Как-то поздно вечером Пантушка залез в церковную ограду срезать на удилище рябиновый прут, который он давно приглядел. Прошмыгнув в калитку, он вдруг замер от испуга. На паперти стоял Степка и, озираясь по сторонам, отпирал кружку. Замок не поддавался, и Степка сопел, торопился. Наконец что-то щелкнуло, кружка снялась. Высыпав деньги в шапку, Степка поставил кружку на место и быстро пошел из ограды.

Боясь быть замеченным, Пантушка присел на корточки и прижался к кусту рябины. Треснула ветка.

— Кто тут? — испуганно спросил Степка, останавливаясь. — Кто?

Пантушка понял опасность и замер.

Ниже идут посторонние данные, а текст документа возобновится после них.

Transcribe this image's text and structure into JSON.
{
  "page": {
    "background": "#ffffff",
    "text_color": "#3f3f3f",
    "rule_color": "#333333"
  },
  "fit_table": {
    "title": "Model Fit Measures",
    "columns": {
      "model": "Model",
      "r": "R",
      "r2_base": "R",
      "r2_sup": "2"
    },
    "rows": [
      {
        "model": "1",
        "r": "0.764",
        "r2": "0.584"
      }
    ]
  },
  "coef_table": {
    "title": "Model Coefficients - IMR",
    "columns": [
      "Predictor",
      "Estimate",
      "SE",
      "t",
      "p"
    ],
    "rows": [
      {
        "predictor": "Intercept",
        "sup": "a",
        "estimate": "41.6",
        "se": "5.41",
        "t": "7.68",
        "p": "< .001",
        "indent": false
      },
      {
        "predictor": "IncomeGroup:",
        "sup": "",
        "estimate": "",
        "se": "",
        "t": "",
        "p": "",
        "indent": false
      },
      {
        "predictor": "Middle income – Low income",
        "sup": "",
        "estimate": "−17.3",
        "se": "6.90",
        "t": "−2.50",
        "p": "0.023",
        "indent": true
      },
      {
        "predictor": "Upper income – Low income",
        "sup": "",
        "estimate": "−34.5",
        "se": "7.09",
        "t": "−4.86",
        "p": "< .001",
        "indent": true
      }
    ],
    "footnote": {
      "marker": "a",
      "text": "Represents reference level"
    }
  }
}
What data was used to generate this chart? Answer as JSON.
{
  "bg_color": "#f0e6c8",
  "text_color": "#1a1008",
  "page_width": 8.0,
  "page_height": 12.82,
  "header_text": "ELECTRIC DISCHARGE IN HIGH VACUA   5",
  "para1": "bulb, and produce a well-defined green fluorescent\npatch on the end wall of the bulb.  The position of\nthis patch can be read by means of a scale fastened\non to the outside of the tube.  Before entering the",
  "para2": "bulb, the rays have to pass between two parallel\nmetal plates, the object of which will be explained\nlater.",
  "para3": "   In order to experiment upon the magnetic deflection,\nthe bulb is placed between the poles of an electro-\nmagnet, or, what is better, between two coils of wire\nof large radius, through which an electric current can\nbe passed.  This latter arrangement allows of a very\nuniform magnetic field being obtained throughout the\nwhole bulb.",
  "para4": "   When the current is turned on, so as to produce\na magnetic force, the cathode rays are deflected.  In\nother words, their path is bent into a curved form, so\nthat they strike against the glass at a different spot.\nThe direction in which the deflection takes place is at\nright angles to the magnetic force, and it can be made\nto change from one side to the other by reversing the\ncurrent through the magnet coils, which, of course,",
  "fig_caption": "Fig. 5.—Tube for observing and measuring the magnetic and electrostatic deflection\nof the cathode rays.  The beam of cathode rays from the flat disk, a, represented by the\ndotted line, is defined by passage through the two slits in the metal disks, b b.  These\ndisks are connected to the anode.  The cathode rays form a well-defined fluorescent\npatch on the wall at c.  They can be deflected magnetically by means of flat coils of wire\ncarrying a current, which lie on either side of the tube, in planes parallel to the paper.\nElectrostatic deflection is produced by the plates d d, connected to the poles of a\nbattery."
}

Но Степка увидел его, чуть живого вытащил из-за куста и, крепко держа за руку, сказал:

— Бить не стану: крик подымешь. Помни одно: проболтаешься — изуродую.

И, дав Пантушке подзатыльник, пошел своей дорогой.

На другой день в селе только и разговору было о том, что кто-то ограбил церковную кружку. Пантушка молчал. А Степка ходил с всклокоченными волосами и гнусаво пел что-то церковное, время от времени прерывая пение возгласами:

— Бог пошлет кару на вероотступников!

Просидев под телегой не меньше часа, Пантушка тихонько вылез, выглянул из ворот. Степки не было.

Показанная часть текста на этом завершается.